That's a gorgeous heart nebula you've got, Steve. I followed the link to your gallery site and see you've got quite a collection of impressive work!

I had to smile when I looked back to the beginning of the thread (several years old now) and noticed you're using the same Losmandy G11 mount that I use. Quite a few of the astrophotographers (I can think of at least four others just in my club) that I know use the same mount. I went through two unsatisfactory mounts, decided to buy a 3rd "better" mount (but only by a little) and my other half encouraged me to stop screwing around buying the cheapest mount for the job and just get something solid... so I ended up getting the Losmandy G11 and have been extremely happy with it's performance.
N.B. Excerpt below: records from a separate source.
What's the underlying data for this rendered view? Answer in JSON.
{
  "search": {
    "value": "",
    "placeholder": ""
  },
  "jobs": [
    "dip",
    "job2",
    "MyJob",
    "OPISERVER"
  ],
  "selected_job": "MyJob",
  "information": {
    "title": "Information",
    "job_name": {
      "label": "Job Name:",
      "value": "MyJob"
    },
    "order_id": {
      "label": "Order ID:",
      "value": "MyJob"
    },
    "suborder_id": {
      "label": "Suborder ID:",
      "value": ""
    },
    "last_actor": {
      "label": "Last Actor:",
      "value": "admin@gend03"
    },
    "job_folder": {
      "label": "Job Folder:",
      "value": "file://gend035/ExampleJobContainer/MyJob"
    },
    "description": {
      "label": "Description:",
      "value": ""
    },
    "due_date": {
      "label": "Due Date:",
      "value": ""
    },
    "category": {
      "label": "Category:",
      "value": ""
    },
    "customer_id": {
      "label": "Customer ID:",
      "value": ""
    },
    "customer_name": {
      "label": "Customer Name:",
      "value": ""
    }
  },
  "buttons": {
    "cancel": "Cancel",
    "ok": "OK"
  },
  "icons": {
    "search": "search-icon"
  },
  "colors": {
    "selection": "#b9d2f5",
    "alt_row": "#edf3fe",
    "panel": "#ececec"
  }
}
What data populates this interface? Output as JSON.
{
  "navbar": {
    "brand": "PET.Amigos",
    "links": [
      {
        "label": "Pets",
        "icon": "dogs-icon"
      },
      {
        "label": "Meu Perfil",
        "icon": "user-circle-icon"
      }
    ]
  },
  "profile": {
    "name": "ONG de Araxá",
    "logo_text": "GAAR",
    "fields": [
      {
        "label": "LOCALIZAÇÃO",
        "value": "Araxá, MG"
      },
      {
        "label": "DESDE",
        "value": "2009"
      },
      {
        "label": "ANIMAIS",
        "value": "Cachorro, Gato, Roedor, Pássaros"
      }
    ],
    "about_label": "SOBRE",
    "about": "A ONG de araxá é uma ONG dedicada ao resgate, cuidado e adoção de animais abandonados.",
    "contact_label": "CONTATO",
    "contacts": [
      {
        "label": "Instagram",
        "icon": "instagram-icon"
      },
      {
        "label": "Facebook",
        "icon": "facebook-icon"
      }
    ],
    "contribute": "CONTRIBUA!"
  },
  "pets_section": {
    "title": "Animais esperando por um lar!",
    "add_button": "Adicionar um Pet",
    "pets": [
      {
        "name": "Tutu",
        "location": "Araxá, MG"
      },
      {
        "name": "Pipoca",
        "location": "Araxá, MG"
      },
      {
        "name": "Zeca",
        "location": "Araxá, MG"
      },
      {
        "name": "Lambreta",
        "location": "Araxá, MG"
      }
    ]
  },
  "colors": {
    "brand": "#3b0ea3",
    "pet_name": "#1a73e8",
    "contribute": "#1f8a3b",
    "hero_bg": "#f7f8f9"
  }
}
BTW, a while back in the thread you mentioned wanting to be able to use a long focal length camera lens instead of a telescope to image some regions, but need to be able to use filters and the camera lens would prevent filter use... Astronomik makes "EOS-Clip" filters that are designed to snap into the camera body and still let you attach a lens. One of my imaging friends uses these because he uses an off-axis guider, needs filters, but with the OAG your guide camera wouldn't get much light from a guide star if you were to use, say, an Ha filter. The Astronomik brand "EOS-Clip" line of filters lets him filter only the light going to the imaging camera and not the light going to the guide camera when doing off-axis guiding.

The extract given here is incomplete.